Selon la maman de Sophie, c’est la relation toxique avec son petit ami qui a conduit Sophie à tenter de se suicider. «Avec lui, c’était embrouille sur embrouille, il la poussait vers le bas !»
Le juge de lire à l’audience de courts extraits du dernier avis médical. «Le docteur indique que la patiente présente une amélioration franche, le contact est satisfaisant. Elle critique son passage à l’acte et même si l’humeur reste basse, elle arrive à se projeter sur le plan professionnel.» En effet, Sophie est d’ores et déjà en recherche de stage pour finaliser son Bafa. Malgré l’amélioration de son état de santé, le médecin préconise une poursuite de l’hospitalisation, mais dans une unité ouverte. Car Sophie est hospitalisée dans l’unité C ; un secteur fermé de l’hôpital psychiatrique où les visites sont très réglementées.

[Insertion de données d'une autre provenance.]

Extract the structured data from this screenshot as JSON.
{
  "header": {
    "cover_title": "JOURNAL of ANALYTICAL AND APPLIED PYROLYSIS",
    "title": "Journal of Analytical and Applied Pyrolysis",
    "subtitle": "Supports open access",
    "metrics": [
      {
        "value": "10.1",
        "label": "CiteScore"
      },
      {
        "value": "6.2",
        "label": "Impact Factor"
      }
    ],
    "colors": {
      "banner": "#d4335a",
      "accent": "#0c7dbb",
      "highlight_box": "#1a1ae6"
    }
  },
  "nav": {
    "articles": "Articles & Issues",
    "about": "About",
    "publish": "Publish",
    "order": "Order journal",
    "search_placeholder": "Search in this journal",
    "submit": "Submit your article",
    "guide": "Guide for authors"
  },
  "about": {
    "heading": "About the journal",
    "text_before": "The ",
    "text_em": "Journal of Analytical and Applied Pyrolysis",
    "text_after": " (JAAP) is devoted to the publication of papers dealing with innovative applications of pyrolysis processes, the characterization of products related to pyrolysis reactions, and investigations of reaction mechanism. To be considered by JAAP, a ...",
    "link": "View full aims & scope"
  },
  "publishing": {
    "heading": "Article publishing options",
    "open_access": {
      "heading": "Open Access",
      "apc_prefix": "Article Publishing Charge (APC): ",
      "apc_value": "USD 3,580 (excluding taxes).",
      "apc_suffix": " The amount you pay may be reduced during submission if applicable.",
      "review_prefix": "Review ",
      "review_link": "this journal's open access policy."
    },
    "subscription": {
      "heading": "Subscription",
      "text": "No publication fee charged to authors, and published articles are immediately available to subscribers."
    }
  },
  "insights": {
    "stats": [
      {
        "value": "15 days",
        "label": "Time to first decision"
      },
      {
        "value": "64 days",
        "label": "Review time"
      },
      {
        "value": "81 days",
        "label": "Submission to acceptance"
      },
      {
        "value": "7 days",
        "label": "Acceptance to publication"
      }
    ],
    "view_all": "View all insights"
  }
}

«J’ai le droit de la voir seulement sur rendez-vous» nous confie sa mère visiblement très affectée. Mère et fille souhaitent qu’elle puisse rentrer à la maison où une véritable chambre de princesse l’attend.
La décision du juge ne sera pas annoncée à l’audience mais notifiée le lendemain à l’établissement. «Ce délai permet au personnel soignant de préparer la personne à la décision. Car si j’annonce brutalement un maintien en hospitalisation alors que la personne veut sortir, elle pourrait croire que tout est joué d’avance.»

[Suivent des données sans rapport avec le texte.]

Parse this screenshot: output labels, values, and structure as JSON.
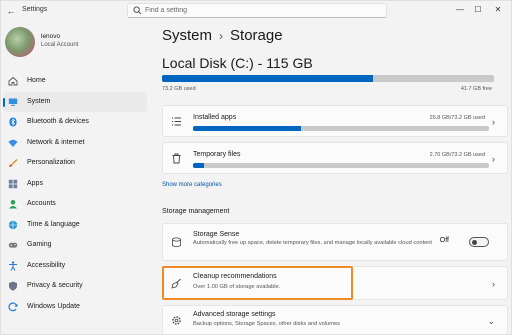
{
  "app": {
    "title": "Settings"
  },
  "search": {
    "placeholder": "Find a setting"
  },
  "window_controls": {
    "minimize": "—",
    "maximize": "☐",
    "close": "✕"
  },
  "profile": {
    "name": "lenovo",
    "account_type": "Local Account"
  },
  "sidebar": {
    "items": [
      {
        "label": "Home",
        "icon": "home-icon"
      },
      {
        "label": "System",
        "icon": "system-icon",
        "active": true
      },
      {
        "label": "Bluetooth & devices",
        "icon": "bluetooth-icon"
      },
      {
        "label": "Network & internet",
        "icon": "wifi-icon"
      },
      {
        "label": "Personalization",
        "icon": "brush-icon"
      },
      {
        "label": "Apps",
        "icon": "apps-icon"
      },
      {
        "label": "Accounts",
        "icon": "account-icon"
      },
      {
        "label": "Time & language",
        "icon": "globe-icon"
      },
      {
        "label": "Gaming",
        "icon": "gamepad-icon"
      },
      {
        "label": "Accessibility",
        "icon": "accessibility-icon"
      },
      {
        "label": "Privacy & security",
        "icon": "shield-icon"
      },
      {
        "label": "Windows Update",
        "icon": "update-icon"
      }
    ]
  },
  "breadcrumb": {
    "parent": "System",
    "separator": "›",
    "current": "Storage"
  },
  "disk": {
    "title": "Local Disk (C:) - 115 GB",
    "used_label": "73.2 GB used",
    "available_label": "41.7 GB free",
    "used_fraction": 0.637
  },
  "categories": [
    {
      "title": "Installed apps",
      "value": "26.8 GB/73.2 GB used",
      "fraction": 0.366,
      "icon": "list-icon"
    },
    {
      "title": "Temporary files",
      "value": "2.70 GB/73.2 GB used",
      "fraction": 0.037,
      "icon": "trash-icon"
    }
  ],
  "show_more": "Show more categories",
  "storage_management": {
    "section_title": "Storage management",
    "storage_sense": {
      "title": "Storage Sense",
      "description": "Automatically free up space, delete temporary files, and manage locally available cloud content",
      "toggle_label": "Off",
      "enabled": false
    },
    "cleanup": {
      "title": "Cleanup recommendations",
      "description": "Over 1.00 GB of storage available."
    },
    "advanced": {
      "title": "Advanced storage settings",
      "description": "Backup options, Storage Spaces, other disks and volumes"
    }
  },
  "colors": {
    "accent": "#0067c0",
    "highlight": "#f08a24"
  }
}
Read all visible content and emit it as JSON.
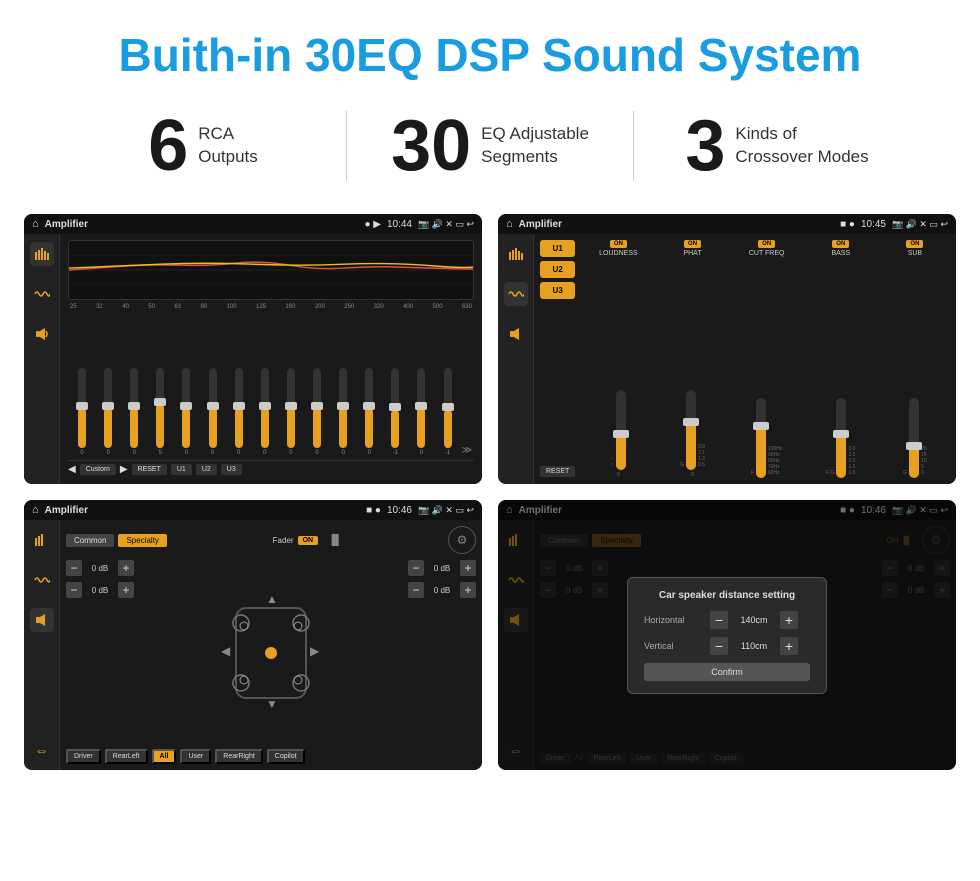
{
  "header": {
    "title": "Buith-in 30EQ DSP Sound System"
  },
  "stats": [
    {
      "number": "6",
      "label_line1": "RCA",
      "label_line2": "Outputs"
    },
    {
      "divider": true
    },
    {
      "number": "30",
      "label_line1": "EQ Adjustable",
      "label_line2": "Segments"
    },
    {
      "divider": true
    },
    {
      "number": "3",
      "label_line1": "Kinds of",
      "label_line2": "Crossover Modes"
    }
  ],
  "screens": [
    {
      "id": "eq-screen",
      "status_bar": {
        "app_name": "Amplifier",
        "icons_left": "● ▶",
        "time": "10:44",
        "icons_right": "📷 🔊 ✕ ⬜ ↩"
      },
      "type": "eq",
      "freq_labels": [
        "25",
        "32",
        "40",
        "50",
        "63",
        "80",
        "100",
        "125",
        "160",
        "200",
        "250",
        "320",
        "400",
        "500",
        "630"
      ],
      "slider_values": [
        "0",
        "0",
        "0",
        "5",
        "0",
        "0",
        "0",
        "0",
        "0",
        "0",
        "0",
        "0",
        "-1",
        "0",
        "-1"
      ],
      "bottom_buttons": [
        "Custom",
        "RESET",
        "U1",
        "U2",
        "U3"
      ]
    },
    {
      "id": "amp-screen",
      "status_bar": {
        "app_name": "Amplifier",
        "icons_left": "■ ●",
        "time": "10:45",
        "icons_right": "📷 🔊 ✕ ⬜ ↩"
      },
      "type": "amplifier",
      "presets": [
        "U1",
        "U2",
        "U3"
      ],
      "channels": [
        {
          "name": "LOUDNESS",
          "on": true
        },
        {
          "name": "PHAT",
          "on": true
        },
        {
          "name": "CUT FREQ",
          "on": true
        },
        {
          "name": "BASS",
          "on": true
        },
        {
          "name": "SUB",
          "on": true
        }
      ],
      "reset_btn": "RESET"
    },
    {
      "id": "fader-screen",
      "status_bar": {
        "app_name": "Amplifier",
        "icons_left": "■ ●",
        "time": "10:46",
        "icons_right": "📷 🔊 ✕ ⬜ ↩"
      },
      "type": "fader",
      "tabs": [
        "Common",
        "Specialty"
      ],
      "active_tab": "Specialty",
      "fader_label": "Fader",
      "fader_on": "ON",
      "controls": [
        {
          "label": "0 dB"
        },
        {
          "label": "0 dB"
        },
        {
          "label": "0 dB"
        },
        {
          "label": "0 dB"
        }
      ],
      "bottom_buttons": [
        "Driver",
        "All",
        "User",
        "RearLeft",
        "RearRight",
        "Copilot"
      ]
    },
    {
      "id": "dialog-screen",
      "status_bar": {
        "app_name": "Amplifier",
        "icons_left": "■ ●",
        "time": "10:46",
        "icons_right": "📷 🔊 ✕ ⬜ ↩"
      },
      "type": "fader-dialog",
      "dialog": {
        "title": "Car speaker distance setting",
        "horizontal_label": "Horizontal",
        "horizontal_value": "140cm",
        "vertical_label": "Vertical",
        "vertical_value": "110cm",
        "confirm_btn": "Confirm"
      },
      "controls_right": [
        {
          "label": "0 dB"
        },
        {
          "label": "0 dB"
        }
      ]
    }
  ]
}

Hallucinations, propos délirants… quand la maladie mentale fait face au juge
Le magistrat de préciser que la mesure d’hospitalisation du maire avait été confirmée par le Préfet. Ce dernier peut demander une mesure d’hospitalisation sous contrainte en cas de trouble à l’ordre public ou un risque d’atteinte aux personnes.

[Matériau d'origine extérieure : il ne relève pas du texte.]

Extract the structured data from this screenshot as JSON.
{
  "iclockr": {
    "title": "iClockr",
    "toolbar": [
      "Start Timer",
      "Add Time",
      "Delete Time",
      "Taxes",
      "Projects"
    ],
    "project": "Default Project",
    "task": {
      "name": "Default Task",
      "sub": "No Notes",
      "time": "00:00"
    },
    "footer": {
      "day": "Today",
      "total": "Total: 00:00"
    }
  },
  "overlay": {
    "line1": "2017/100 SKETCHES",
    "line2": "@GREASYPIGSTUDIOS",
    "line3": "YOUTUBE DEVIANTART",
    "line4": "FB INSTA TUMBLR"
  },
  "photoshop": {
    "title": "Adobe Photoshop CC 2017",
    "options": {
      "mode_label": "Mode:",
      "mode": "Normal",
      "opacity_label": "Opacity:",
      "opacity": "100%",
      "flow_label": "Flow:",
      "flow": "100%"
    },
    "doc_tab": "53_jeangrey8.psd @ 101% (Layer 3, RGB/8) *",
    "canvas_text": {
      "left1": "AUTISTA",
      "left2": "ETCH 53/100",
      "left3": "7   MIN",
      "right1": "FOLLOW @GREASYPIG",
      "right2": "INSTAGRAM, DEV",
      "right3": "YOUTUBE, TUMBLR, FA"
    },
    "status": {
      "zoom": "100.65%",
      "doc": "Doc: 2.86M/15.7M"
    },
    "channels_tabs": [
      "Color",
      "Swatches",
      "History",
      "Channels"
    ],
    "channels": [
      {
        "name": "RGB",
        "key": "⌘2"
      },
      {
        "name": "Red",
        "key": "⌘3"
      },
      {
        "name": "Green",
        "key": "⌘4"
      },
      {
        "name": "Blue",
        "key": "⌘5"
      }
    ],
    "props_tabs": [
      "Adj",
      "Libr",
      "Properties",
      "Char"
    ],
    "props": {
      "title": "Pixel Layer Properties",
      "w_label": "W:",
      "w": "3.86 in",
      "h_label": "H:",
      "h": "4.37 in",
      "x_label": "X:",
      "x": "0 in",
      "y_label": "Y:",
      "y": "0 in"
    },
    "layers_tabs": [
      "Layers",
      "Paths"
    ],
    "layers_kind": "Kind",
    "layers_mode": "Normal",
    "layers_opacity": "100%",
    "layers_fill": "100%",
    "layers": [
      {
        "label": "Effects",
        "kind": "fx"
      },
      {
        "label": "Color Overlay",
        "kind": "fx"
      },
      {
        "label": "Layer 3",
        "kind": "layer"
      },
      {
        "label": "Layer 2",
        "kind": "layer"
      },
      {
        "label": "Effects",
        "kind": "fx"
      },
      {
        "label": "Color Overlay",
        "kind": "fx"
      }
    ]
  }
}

Paul* a 43 ans, le juge lui annonce que c’est sur demande du maire de Perpignan qu’il est hospitalisé à Thuir depuis le 24 février. Paul a du mal à parler à cause des médicaments ; mais il réagit d’un air entendu aux propos du juge : «c’est le maire de Perpignan, ah je comprends mieux !».
Et dans le cas de Paul, il s’agit d’appels malveillants au 17. Paul de s’expliquer : «Toute ma famille et Patrick Sébastien, Christine and The Queen et Joey Starr m’ont éclaté le plus la tronche en tirant avec des balles et de la soude.» Le juge tente un recadrage, «quel est le rapport entre Patrick Sébastien et votre hospitalisation ?». Paul de repartir sur des propos incohérents et délirants : «j’ai appelé le 17, et je tombais toujours sur les deux mêmes personnes. Le propriétaire a changé la porte de l’entrée avec un badge, et comme par hasard quand j’appelle le 17 c’est le propriétaire qui me répond.» Le magistrat entreprend de lire à l’audience un extrait du dernier avis médical.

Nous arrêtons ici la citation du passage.